Daycare for kids between two-and-a-half and kindergarten responds to ballooning child-care costs. Helping seniors stay in their homes makes sense for an aging population.

Fine. Ms. Wynne is not spending this money just to bribe voters, as she is often accused of doing. She clearly has left-wing instincts and thinks government should pay for programs to reduce what she calls the “deficits” in people’s lives.

But if she believes in these things, then she should have the courage to sell the tax increases needed to pay for them. Progressive Conservative Leader Doug Ford says the Liberals will pay for this budget with “massive” tax hikes. That, unfortunately, is just not true.
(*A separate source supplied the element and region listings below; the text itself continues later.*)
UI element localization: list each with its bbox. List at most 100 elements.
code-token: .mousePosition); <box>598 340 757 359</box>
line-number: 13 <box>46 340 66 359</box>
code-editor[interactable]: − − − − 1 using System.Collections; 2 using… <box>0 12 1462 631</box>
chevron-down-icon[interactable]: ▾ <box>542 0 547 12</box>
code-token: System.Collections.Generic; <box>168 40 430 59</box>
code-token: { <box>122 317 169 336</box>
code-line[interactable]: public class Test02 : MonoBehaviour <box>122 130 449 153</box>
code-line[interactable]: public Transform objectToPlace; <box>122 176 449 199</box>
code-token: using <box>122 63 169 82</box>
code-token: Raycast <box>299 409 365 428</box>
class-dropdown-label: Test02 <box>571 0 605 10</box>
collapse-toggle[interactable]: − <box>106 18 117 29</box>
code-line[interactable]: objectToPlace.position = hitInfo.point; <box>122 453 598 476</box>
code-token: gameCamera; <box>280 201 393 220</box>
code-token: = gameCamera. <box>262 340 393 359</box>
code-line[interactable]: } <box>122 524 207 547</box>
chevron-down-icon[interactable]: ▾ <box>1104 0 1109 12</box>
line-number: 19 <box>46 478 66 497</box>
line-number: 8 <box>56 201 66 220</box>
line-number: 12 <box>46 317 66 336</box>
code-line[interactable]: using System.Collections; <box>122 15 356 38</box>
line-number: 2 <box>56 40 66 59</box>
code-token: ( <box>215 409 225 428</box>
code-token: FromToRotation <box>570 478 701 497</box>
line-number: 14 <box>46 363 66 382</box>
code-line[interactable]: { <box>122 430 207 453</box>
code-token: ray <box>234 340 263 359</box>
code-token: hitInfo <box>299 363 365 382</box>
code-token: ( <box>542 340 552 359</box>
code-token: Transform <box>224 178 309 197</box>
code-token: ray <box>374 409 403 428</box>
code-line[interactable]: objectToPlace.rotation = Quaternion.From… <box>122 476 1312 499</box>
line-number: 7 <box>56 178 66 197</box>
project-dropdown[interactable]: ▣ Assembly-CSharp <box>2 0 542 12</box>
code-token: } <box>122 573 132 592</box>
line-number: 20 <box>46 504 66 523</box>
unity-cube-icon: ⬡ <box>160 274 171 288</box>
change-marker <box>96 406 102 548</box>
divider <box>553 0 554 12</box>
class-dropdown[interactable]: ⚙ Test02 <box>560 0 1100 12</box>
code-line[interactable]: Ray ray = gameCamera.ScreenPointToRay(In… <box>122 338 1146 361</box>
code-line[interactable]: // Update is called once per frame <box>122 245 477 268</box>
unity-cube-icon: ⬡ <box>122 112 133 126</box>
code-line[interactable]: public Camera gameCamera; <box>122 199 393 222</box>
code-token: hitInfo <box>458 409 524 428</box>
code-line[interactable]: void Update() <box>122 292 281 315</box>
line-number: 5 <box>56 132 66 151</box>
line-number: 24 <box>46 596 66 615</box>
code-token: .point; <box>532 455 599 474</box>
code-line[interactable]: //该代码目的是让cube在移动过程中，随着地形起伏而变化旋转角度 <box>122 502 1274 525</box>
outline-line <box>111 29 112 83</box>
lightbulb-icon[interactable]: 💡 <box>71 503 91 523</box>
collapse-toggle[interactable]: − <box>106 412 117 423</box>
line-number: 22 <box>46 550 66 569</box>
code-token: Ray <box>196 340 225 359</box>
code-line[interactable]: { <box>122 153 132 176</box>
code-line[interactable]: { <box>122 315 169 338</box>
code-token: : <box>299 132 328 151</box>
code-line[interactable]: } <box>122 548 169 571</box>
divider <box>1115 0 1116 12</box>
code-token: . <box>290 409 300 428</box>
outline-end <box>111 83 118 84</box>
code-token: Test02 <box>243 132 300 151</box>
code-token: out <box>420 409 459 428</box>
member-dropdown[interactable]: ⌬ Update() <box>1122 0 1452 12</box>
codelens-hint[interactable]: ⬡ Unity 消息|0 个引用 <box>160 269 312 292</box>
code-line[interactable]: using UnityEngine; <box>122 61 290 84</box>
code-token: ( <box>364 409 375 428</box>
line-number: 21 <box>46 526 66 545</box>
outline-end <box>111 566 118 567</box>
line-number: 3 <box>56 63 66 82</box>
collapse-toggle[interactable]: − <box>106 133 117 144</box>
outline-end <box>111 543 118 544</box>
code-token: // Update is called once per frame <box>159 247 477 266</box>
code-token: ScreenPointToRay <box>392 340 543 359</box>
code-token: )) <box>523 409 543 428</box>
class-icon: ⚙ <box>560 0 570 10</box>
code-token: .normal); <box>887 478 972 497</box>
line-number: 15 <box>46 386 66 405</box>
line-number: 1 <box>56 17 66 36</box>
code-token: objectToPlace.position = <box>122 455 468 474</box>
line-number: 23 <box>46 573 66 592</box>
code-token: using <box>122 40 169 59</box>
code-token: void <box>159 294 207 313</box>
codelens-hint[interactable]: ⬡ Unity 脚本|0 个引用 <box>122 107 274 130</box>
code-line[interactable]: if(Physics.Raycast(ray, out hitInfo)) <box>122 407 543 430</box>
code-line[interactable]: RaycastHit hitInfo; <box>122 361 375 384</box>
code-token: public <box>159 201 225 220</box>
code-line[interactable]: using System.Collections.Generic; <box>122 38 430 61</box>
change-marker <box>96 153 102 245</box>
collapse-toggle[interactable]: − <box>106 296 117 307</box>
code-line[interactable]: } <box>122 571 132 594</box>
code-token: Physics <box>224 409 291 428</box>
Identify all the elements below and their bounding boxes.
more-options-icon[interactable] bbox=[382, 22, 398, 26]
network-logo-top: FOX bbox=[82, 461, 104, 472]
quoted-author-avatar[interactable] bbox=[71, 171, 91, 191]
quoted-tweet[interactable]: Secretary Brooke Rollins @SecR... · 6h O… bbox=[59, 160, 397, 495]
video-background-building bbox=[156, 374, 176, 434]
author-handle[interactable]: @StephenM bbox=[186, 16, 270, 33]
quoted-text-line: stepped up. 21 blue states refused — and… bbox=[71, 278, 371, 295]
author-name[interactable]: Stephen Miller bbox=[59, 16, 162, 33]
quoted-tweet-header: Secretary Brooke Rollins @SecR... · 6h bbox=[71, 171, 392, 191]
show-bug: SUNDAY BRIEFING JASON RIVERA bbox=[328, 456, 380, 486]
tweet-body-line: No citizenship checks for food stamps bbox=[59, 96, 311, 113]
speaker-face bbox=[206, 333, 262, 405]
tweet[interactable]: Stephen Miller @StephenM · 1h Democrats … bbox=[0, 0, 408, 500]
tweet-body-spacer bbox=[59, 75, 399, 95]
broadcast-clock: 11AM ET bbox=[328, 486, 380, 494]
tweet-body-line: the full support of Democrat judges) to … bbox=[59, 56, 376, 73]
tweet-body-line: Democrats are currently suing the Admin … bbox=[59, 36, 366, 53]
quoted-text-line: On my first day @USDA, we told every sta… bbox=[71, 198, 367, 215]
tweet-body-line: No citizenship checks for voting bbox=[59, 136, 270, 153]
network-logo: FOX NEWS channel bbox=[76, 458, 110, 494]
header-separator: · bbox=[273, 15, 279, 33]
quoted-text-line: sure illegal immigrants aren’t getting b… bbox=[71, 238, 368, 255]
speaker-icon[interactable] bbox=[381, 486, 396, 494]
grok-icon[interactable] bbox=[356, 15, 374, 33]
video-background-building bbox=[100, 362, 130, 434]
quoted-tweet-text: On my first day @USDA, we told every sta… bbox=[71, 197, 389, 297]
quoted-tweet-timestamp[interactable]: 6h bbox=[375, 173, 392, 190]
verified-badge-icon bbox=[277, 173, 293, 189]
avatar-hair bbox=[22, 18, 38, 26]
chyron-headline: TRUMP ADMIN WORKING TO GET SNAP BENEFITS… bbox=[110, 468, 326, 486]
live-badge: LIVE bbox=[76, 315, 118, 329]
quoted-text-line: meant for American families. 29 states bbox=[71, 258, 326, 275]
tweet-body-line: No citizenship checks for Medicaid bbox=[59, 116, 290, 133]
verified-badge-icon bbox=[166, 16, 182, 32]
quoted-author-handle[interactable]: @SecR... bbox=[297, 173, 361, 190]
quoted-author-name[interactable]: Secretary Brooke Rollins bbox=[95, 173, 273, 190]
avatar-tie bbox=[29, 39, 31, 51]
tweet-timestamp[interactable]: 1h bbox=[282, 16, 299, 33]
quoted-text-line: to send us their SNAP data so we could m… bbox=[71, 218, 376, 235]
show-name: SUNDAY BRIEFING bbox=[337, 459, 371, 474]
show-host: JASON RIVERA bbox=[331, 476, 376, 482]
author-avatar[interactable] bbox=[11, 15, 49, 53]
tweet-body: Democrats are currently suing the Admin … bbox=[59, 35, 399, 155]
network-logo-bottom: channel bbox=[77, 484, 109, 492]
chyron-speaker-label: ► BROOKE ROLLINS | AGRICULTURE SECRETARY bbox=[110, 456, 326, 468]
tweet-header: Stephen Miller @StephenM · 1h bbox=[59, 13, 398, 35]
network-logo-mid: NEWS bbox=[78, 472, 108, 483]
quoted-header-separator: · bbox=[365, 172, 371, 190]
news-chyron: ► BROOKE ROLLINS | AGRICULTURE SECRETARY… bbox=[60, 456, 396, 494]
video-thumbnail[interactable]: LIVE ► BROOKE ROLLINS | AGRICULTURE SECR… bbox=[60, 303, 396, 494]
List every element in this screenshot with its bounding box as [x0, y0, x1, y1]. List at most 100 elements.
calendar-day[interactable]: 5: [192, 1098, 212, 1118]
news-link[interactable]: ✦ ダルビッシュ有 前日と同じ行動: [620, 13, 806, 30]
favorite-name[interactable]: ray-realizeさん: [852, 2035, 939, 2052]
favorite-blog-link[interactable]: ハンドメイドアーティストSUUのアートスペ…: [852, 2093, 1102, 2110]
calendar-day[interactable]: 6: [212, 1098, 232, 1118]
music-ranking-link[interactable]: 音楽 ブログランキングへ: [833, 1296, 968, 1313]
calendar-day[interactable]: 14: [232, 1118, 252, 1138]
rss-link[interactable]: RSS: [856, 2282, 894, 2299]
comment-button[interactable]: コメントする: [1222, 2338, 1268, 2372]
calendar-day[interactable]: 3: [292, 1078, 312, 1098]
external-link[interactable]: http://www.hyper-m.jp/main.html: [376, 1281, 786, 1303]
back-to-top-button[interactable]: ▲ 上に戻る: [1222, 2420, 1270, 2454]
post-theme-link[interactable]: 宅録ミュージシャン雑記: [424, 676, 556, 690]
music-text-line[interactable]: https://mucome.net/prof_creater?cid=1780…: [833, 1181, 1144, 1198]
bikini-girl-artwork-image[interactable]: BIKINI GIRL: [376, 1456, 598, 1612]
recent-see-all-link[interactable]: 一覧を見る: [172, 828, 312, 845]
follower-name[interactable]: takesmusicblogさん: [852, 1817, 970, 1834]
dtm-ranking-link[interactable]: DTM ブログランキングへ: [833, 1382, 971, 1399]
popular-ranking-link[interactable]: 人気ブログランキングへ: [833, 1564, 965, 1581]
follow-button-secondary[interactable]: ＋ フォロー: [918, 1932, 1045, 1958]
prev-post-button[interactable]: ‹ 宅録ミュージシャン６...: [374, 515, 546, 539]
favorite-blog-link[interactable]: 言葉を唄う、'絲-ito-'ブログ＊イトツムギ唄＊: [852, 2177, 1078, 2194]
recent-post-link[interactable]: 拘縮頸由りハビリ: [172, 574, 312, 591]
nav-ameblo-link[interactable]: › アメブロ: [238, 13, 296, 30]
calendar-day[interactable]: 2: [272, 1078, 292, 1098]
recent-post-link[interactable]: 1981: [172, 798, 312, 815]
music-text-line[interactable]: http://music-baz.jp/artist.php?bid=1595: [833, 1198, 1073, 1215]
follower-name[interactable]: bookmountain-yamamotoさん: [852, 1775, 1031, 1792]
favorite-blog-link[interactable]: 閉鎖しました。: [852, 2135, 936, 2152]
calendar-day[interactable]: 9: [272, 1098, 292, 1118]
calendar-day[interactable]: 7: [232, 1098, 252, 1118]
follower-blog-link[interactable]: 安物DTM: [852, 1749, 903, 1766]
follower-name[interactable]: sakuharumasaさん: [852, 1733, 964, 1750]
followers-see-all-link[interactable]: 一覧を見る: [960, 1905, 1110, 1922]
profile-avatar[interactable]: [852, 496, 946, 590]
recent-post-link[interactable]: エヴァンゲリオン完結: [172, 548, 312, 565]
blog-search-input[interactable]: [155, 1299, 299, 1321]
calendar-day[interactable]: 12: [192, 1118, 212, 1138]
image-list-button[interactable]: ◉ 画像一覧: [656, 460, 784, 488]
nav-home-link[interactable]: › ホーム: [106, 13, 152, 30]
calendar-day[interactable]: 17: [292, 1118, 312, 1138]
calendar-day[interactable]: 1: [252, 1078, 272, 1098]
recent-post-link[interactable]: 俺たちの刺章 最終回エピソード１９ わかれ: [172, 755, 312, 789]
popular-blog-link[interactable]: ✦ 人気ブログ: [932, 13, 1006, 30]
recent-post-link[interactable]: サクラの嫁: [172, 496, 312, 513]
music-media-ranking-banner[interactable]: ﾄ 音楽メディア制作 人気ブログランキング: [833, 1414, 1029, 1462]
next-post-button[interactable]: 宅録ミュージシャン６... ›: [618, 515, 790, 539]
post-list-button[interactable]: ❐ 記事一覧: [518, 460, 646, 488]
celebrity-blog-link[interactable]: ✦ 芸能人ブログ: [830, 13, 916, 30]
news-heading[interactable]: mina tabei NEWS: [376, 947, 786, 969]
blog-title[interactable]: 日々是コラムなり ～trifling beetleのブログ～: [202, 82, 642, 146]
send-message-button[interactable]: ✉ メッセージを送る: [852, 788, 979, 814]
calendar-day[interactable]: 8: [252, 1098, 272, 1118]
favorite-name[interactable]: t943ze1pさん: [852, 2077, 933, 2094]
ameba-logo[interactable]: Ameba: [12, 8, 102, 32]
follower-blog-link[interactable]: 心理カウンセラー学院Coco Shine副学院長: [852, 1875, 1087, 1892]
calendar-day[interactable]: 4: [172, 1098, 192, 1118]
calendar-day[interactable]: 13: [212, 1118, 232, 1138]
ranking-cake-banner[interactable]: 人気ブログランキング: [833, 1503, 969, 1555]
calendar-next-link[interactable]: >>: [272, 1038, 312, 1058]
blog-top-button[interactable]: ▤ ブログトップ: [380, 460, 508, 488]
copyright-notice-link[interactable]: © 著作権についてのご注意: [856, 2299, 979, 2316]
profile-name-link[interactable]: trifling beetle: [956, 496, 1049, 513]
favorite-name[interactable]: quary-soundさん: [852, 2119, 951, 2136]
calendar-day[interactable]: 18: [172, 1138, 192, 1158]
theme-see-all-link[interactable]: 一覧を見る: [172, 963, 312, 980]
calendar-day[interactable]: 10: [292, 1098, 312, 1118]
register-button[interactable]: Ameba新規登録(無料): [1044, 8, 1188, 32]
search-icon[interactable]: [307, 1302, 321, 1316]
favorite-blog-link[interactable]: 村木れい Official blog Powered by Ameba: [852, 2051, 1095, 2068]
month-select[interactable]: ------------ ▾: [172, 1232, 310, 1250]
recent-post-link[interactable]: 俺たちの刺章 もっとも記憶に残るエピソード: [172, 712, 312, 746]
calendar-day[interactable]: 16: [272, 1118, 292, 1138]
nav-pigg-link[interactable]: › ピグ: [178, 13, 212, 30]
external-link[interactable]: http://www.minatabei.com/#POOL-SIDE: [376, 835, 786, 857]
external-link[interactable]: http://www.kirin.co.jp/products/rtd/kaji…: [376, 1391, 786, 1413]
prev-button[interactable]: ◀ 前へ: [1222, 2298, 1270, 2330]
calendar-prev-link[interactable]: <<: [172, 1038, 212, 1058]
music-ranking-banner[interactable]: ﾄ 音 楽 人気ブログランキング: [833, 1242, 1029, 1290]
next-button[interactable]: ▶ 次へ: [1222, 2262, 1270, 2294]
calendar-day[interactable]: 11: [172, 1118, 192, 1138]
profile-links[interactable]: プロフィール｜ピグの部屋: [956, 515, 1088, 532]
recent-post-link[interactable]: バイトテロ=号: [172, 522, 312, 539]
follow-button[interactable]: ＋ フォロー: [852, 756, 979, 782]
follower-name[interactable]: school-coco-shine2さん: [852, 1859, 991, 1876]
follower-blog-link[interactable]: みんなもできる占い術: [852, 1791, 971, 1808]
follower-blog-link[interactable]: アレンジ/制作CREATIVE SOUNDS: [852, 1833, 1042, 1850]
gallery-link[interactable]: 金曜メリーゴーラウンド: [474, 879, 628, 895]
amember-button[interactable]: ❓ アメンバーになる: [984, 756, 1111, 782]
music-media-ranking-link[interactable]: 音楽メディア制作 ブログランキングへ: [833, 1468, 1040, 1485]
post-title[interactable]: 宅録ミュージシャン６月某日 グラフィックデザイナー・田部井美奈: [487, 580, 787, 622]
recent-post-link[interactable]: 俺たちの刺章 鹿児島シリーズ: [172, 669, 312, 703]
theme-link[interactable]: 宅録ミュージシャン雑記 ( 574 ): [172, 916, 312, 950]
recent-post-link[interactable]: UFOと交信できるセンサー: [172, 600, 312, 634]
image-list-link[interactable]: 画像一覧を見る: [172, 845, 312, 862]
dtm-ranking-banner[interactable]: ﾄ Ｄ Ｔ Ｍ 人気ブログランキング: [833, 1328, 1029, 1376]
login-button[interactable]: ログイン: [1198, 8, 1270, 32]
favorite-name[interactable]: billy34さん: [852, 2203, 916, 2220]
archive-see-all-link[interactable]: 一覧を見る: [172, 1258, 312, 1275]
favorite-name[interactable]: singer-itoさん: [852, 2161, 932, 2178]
The budget does contain a few small tax increases. The province’s personal income-tax revenue is going up by $275-million. But that’s nothing. These are not “tax-and-spend” Liberals. These are “borrow-and-spend” Liberals.

All of this means more debt for Ontario, on top of the more than $300-billion of net debt the province already has.

Finance Minister Charles Sousa boasted Wednesday that the province’s debt-to-GDP ratio has “fallen steadily,” but that is only true over the last three years. Before that, also under the Liberals, it grew steadily. And now it is projected to start growing again.

The government also argues that it is taking advantage of low interest rates. But even with low rates, interest on Ontario’s debt will cost taxpayers $12.5-billion in this budget alone. That’s eight cents of every dollar of revenue. Debt servicing will be the government’s second-fastest-growing area of spending in the next couple of years – a period during which interest rates could well begin to rise.

Ms. Wynne and her party are understandably focused on the coming general-election campaign. This budget will protect their left flank from attacks by the NDP.

The new social spending also serves to heighten the contrast between the Wynne Liberals and the PC Party, which is led by a right-wing populist in Mr. Ford.

That contrast might help them, but it will more likely hurt them. Mr. Ford, ahead in the polls, now has something concrete to run against: a left-leaning budget that chooses the easy path of deficit spending instead of the far more difficult route of fiscal responsibility. That sort of thing is his political meat and potatoes, and he is going to eat it up.